Luke dove behind the store walls, hoping
their meager strength would save him. Peering around the corner, he watched her
massive foot easily clear the Boundary field less than a mile down the road. Its
previously impenetrable height a mere couple inches on her scale, it offered no
impediment to her casual stride. He noticed for the first time the clods of
desert dirt and other detritus raining from her sandal’s tread like bombs. Boulders
the size of cars dislodged and fell from the sky as she passed. He saw her shadow
spread over the vast area of her footfall throwing trees and road into darkness.
And then the inevitable impact. Without the Boundary to buffer, the devastation
was catastrophic. The ground heaved, throwing Luke five feet into the air and
dropping him painfully to the ground. The shockwave of her footfall tore
through the area and he saw cars, road signs, and people flung like discarded toys
down the road by the force of it. He heard every window in the area shatter and
watched the weaker structures in the strip malls nearby simply collapse from
the violence of it all. Saved only by the thin layer of concrete between him
and the titaness he cowered, covering his head with his hands and groaning from
ribs bruised on his rough landing.
And still she wasn’t done. Finally, the
city-wide alarm sounded as she brought her massive right foot to join its
partner with equal devastation, Luke now crying out in fear and pain as rubble
and debris was flung through the air around
him. The ground heaved yet again, and the store roof behind him collapsed with a
loud crash. The Boundary shields began to raise, but it was too late as this
second step crushed a generator tower beneath her colossal heel, the titanium
and steel compacting like tinfoil, offering no resistance at all as she stepped
down. The Boundary, that technological marvel and safeguard against all threats
to Lilliput, flickered once, twice and went out.

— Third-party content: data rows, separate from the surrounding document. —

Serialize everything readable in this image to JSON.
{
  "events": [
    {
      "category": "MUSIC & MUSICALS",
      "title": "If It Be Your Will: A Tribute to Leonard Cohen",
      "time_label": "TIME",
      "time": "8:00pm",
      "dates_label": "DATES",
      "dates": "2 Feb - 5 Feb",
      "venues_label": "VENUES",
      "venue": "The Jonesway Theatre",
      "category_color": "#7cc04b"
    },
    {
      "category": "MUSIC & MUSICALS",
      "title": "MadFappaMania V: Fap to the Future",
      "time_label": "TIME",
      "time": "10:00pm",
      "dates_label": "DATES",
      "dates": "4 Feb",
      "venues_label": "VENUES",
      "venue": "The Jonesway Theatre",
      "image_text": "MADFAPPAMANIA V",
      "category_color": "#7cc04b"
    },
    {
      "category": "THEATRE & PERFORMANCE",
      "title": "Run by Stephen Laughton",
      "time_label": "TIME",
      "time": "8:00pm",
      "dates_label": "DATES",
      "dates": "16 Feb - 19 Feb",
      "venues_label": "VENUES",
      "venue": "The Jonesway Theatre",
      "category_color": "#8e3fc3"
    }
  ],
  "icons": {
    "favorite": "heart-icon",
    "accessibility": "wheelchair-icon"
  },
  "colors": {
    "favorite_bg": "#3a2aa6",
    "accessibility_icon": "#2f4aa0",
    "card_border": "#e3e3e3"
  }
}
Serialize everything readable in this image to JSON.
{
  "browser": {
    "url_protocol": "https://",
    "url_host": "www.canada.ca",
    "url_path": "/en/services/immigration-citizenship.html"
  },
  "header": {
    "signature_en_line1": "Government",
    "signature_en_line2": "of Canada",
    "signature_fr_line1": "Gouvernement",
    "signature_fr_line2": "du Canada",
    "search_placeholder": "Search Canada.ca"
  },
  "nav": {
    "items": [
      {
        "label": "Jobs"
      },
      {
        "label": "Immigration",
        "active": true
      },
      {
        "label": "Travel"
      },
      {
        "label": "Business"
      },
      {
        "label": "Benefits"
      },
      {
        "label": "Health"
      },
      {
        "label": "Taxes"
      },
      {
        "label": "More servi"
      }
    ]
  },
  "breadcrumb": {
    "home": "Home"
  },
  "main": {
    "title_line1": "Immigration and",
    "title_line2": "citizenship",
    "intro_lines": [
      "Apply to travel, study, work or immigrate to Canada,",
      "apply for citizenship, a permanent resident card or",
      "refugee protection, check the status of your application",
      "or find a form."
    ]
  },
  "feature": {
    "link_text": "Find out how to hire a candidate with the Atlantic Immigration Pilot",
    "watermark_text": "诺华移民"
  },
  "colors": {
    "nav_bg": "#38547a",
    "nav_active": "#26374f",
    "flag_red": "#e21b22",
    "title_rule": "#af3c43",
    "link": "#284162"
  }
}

She paused again, though from her
impassive expression it was unclear whether she even noticed the impact she was
having on the area, or if she did, whether she cared at all. Luke lay panting
on his back, his head bleeding from flying debris his ankle and arm likely
broken from the repeated thrashing against the ground. From his prone position
he stared up at her, and in the fog of pain and shock he admired absently the
youthful beauty in that distant face, the sensuousness of her lithe, athletic form
and the overwhelming awesomeness of those well-placed curves.
He saw her smirk faintly, and then
she was dropping like a mountain coming to rest -- miles long legs bending,
knees extending. Though she was almost a mile away, one knee easily overtopped
the entire border area as it fell, her smooth shin getting closer and closer
until Luke felt like he could reach out and touch it. In a daze, he started to
reach one bloodied hand up…and then blackness.
Ava knelt carefully at the outskirts
of what she knew to be a Lilliputian city, but to her looked like a variegated,
uneven grid bordering the ocean, maybe 50 feet across.
Putting on her most serious
expression, she gazed down on the tiny masses she knew to be beneath her, sighed
audibly, and said, “OK, tiny peeps, we need to talk.”